File : babygrad/nn.py

ImportantExercise 8.2

Lets write the load_state_dict inside Module class.


import pickle 
class Module:
    def load_state_dict(self, state_dict)-> None:
        """
        Returns a dictionary containing a whole state of the module.
        Recursively retrieves parameters from sub-modules.
        Output: Nothing
        """
        # Iterate over self.__dict__
        
        # Case 1: Value is Parameter/Tensor
        #   - Check if key exists in state_dict (Safety Check)
        #   - Check if shapes match 
        #   - Assign value.data = state_dict[key] 

        # Case 2: Value is Module
        #   - Filter state_dict for keys starting with "{key}."
        #   - Remove the prefix from the keys
        #   - Call value.load_state_dict(child_state_dict)
        
        # Case 3: Value is List/Tuple
        #   - Iterate index i
        #   - Filter keys starting with "{key}.{i}."
        #   - Remove prefix
        #   - Call value.load_state_dict(child_state_dict)

        
    def load(self, filename):
        with open(filename,'rb') as f:
            self.load_state_dict(pickle.load(f))
Note

Can you use recursion here?

Just like saving, if you find a Module inside your class, you must recurse! Call value.load_state_dict(child_state_dict) to pass the data down

Do not replace the Tensor object itself!

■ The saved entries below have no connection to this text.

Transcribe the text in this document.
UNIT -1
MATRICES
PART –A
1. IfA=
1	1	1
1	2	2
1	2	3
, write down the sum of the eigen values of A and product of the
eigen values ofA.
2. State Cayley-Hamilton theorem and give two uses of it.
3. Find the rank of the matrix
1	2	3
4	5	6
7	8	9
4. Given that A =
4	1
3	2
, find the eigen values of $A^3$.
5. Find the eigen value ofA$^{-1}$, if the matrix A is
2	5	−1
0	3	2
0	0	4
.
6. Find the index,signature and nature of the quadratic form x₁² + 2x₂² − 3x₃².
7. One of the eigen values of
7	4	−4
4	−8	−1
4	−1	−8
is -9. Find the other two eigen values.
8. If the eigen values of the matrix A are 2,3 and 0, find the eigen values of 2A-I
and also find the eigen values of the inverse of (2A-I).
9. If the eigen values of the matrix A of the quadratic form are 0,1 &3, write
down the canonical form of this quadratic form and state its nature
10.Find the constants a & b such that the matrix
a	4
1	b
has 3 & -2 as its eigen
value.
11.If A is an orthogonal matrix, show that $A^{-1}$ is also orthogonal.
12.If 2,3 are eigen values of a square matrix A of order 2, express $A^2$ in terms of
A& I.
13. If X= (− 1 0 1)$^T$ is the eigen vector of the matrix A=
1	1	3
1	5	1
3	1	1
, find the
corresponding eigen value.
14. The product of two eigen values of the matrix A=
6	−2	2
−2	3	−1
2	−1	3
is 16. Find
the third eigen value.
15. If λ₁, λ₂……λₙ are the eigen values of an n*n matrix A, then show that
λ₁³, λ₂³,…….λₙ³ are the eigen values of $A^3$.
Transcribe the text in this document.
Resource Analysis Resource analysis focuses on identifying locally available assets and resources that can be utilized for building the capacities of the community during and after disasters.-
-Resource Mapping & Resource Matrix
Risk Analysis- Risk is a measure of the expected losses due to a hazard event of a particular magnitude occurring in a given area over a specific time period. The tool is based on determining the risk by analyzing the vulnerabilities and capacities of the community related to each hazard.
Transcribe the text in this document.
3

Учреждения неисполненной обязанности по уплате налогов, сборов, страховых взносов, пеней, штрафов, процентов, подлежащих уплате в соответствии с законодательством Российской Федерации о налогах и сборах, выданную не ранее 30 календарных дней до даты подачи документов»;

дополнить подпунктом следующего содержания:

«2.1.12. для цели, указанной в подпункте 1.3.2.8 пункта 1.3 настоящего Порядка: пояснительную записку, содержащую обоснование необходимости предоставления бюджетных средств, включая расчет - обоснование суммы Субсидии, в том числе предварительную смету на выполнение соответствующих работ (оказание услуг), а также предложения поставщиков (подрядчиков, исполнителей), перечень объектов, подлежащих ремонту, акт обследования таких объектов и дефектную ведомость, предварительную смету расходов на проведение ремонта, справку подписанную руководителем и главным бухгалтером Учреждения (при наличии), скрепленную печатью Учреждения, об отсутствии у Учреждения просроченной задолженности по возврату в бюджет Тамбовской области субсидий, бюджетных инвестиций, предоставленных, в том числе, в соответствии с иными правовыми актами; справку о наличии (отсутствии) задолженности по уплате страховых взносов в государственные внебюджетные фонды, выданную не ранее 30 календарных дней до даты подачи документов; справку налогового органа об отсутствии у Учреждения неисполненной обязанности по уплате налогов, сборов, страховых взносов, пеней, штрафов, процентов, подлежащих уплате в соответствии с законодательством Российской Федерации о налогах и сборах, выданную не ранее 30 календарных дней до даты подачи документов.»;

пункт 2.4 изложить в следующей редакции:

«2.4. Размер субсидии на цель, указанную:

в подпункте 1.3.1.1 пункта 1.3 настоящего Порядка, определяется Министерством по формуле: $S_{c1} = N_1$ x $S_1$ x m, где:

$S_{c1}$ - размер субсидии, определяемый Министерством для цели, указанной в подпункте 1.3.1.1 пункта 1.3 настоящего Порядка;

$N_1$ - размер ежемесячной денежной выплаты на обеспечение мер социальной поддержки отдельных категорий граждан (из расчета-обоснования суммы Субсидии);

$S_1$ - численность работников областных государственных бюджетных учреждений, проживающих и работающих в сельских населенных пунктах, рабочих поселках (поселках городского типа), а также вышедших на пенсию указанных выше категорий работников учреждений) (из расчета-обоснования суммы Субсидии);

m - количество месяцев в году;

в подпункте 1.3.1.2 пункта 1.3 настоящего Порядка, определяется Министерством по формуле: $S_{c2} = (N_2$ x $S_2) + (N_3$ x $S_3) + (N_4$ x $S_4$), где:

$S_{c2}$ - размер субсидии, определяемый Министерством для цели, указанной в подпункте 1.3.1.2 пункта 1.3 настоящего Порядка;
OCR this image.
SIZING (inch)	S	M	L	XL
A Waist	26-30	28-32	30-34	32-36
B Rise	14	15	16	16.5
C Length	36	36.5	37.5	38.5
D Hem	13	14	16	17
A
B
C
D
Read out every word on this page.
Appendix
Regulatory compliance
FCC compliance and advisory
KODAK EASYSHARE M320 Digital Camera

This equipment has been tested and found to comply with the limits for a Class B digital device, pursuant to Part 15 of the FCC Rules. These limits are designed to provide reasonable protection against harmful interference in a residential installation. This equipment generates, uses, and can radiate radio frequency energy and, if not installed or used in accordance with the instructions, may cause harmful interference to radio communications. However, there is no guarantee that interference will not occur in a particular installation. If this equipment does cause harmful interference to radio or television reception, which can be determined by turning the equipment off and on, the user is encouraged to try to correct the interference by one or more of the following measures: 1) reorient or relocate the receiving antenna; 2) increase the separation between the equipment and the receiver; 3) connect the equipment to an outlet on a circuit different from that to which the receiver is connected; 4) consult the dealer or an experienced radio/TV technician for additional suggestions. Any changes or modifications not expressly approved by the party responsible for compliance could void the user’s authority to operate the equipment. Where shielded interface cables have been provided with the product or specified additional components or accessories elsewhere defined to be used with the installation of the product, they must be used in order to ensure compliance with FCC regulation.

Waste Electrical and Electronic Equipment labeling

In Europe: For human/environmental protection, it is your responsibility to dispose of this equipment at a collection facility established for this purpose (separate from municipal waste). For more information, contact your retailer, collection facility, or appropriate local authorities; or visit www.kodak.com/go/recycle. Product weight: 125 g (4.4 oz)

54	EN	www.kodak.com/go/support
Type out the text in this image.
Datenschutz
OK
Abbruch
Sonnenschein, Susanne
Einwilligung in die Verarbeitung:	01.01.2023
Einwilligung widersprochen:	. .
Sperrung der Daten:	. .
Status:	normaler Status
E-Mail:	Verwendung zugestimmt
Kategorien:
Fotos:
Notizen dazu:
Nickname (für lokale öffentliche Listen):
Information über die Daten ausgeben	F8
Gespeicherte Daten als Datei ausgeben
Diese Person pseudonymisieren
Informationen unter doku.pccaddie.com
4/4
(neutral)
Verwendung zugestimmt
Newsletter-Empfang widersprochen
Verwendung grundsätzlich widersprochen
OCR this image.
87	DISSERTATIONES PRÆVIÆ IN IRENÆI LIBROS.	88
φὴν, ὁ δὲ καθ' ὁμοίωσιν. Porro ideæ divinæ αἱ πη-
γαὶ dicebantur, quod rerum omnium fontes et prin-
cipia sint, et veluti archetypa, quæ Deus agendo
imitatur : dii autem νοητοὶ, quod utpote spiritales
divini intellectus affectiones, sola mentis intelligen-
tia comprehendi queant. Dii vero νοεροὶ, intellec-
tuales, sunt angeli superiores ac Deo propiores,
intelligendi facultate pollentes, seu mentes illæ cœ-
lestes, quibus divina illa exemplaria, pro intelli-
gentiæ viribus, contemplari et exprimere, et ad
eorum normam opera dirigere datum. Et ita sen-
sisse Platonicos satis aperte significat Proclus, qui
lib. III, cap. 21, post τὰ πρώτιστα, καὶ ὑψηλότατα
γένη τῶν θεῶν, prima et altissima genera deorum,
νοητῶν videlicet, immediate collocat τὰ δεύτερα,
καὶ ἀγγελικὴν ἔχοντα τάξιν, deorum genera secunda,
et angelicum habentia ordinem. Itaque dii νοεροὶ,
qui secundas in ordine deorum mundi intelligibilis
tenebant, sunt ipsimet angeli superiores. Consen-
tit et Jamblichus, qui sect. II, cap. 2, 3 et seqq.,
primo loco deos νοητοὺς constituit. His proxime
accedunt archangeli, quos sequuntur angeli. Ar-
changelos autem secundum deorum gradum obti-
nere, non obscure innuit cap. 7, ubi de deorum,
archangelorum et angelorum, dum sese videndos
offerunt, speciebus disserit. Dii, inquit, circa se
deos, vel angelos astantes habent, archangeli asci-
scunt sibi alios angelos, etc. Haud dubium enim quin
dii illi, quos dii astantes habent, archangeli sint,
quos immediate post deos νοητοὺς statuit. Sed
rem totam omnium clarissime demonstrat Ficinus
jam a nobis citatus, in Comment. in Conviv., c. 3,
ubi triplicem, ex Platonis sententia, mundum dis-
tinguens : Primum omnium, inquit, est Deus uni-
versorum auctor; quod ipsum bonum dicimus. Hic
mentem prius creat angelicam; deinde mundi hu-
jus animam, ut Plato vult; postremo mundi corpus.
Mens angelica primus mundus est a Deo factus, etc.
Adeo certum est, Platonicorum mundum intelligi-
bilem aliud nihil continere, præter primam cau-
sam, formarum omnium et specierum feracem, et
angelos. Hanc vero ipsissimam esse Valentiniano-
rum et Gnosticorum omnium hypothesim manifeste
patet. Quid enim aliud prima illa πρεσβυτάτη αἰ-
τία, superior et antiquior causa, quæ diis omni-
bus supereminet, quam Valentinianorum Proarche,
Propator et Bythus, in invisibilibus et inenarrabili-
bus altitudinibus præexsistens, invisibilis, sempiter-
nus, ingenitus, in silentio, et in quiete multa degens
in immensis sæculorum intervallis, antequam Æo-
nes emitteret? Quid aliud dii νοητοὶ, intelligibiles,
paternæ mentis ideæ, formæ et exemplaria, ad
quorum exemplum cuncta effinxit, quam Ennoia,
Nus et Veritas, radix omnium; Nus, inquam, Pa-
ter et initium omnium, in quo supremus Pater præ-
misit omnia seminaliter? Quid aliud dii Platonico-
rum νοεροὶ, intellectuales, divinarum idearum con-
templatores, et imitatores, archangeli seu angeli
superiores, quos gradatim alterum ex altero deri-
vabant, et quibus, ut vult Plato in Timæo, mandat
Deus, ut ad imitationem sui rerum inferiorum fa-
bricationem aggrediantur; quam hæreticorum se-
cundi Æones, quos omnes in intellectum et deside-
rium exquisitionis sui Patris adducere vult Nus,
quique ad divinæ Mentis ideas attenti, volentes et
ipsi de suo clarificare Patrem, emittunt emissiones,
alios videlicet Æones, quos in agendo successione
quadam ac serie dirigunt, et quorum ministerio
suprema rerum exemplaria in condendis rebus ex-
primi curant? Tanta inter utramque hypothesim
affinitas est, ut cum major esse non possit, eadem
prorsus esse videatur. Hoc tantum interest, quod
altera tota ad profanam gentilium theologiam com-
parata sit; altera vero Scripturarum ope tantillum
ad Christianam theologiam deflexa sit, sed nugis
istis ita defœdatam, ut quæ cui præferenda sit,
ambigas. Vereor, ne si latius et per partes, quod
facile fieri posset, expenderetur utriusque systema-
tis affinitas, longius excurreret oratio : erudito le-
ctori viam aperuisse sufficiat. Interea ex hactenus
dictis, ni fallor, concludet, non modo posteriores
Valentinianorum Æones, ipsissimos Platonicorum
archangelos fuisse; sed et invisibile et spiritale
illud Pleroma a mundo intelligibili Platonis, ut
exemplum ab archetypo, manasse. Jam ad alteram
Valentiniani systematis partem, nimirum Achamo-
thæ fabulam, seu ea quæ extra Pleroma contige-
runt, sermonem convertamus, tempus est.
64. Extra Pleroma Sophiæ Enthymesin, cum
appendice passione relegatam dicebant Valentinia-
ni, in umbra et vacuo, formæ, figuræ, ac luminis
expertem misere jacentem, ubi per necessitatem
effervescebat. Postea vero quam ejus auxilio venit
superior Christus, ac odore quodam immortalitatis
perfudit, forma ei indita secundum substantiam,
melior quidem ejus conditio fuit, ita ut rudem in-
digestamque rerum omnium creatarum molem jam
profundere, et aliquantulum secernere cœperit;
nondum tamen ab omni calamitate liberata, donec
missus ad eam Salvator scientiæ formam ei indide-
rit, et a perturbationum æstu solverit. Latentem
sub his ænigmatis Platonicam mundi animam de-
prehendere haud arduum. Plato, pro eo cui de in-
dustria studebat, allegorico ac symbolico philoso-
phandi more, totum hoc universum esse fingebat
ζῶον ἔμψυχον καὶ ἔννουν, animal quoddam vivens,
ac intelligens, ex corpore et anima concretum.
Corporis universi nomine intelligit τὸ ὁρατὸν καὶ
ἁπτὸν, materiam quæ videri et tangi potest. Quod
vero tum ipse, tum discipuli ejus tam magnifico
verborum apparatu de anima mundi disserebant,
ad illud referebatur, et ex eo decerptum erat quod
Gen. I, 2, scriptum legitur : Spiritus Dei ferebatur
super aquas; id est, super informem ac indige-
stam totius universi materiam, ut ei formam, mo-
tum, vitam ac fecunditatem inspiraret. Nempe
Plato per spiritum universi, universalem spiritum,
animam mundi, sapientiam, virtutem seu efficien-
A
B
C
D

Just update the numbers inside it (value.data = state_dict[key])

Warning

Our current implementation saves the model weights, which is perfect for Inference (using the model to make predictions) or Fine-Tuning (training on a new dataset).

However, if you use this to pause and resume the same training run, be aware of a small catch:

We are not saving the Optimizer state.

Optimizers like Adam or SGD with Momentum keep track of their own internal history (running averages of gradients). When you restart the script, the Optimizer starts fresh (memory wiped). The model might take a few batches to “warm up” and stabilize again.